After considering easing up on a number ofrestrictions, the Manitoba government decided on Tuesday it would only make modest changes to public health orders, frustrating those left out.
Bill Walker, CEO of Landmark Cinemas Canada, had high hopes for his Manitoba-based movie theatres after the province last week floated the idea of allowing big indoor venues, such as concert halls, theatres and casinos, to reopen with capacity limits.
However, the new public health orders, which come into effect on Friday, do not include any changes to those venues.
“We understand governments being cautious,” Walker said. “What makes this frustrating is that we feel our industry is miscategorized.”
Unlike most businesses, Walker said movie theatres have the unique ability to have all guests sitting quietly, far apart from one another for almost their entire visit.
He said theatres also have the advantage of controlling how many people enter and exit the spacious buildings at a time.
“We say, ‘Hey, the most popular movie is at 7:10, so what we’re going to do is we’re not going to put any movies in before 7:10 and we’re going to leave a bunch of time after 7:10,’” Walker explained.
The Manitoba government also decided to not loosen restrictions on indoor dining in restaurants, although it was being contemplated.
Currently, the province only allows guests to eat inside a restaurant with members of their household.
Kevin Monk, co-owner of The Toad in the Hole, said lifting that rule would’ve made a big difference in his bottom line.
“In Osborne Village, where we’re located, most people live alone, so literally 90 per cent of the tables that come in are singles,” Monk said. “Most of our tables are built for four or more.”
The province decided to make only minor changes to the public health orders because of concerns over rising variant case numbers and the need to keep stability in the province’s health-care system.

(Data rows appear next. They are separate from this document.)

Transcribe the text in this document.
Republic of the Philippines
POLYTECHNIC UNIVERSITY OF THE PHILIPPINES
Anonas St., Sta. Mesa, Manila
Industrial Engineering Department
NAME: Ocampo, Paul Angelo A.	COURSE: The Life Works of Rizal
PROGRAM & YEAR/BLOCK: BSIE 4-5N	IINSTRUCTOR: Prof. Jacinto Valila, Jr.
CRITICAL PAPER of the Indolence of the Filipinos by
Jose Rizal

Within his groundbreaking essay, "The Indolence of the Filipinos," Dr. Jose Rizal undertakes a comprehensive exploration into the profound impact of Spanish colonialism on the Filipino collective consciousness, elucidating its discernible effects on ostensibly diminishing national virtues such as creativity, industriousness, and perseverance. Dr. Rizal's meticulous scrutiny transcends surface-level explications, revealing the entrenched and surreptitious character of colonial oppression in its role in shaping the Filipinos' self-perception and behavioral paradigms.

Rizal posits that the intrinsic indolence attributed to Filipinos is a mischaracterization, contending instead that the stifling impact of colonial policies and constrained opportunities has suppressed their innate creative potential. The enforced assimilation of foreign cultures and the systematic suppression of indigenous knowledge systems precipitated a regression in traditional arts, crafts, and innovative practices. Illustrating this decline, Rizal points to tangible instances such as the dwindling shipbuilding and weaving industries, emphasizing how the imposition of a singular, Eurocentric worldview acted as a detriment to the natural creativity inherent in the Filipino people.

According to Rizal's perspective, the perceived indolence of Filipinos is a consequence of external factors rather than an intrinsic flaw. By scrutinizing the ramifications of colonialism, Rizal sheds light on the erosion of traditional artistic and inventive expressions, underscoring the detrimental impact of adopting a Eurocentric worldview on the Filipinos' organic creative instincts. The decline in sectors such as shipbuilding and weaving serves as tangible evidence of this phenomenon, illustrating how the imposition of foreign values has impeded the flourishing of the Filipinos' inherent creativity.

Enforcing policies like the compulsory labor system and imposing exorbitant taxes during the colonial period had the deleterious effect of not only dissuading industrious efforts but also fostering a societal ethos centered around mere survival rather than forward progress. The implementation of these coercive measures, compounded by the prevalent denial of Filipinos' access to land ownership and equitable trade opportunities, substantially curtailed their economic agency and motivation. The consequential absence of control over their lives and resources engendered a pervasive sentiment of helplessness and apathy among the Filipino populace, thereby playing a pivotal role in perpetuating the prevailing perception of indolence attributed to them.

The changes to current orders include:
- increasing gathering limits at outdoor public places to 25 from 10 people;
- increasing gathering limits at weddings and funerals to 25 from 10 people;
- maintaining the capacity limits for retail stores at 50 per cent, but expanding the in-store limits to a 500-person capacity, whichever is lower, with other public health measures still in effect; and
- relaxing rules for drive-in events to allow people to leave their vehicles while still observing public health measures.
Chief Provincial Public Health Officer Dr. Brent Roussin said additional changes to the orders may be considered after spring break, Passover, and Easter.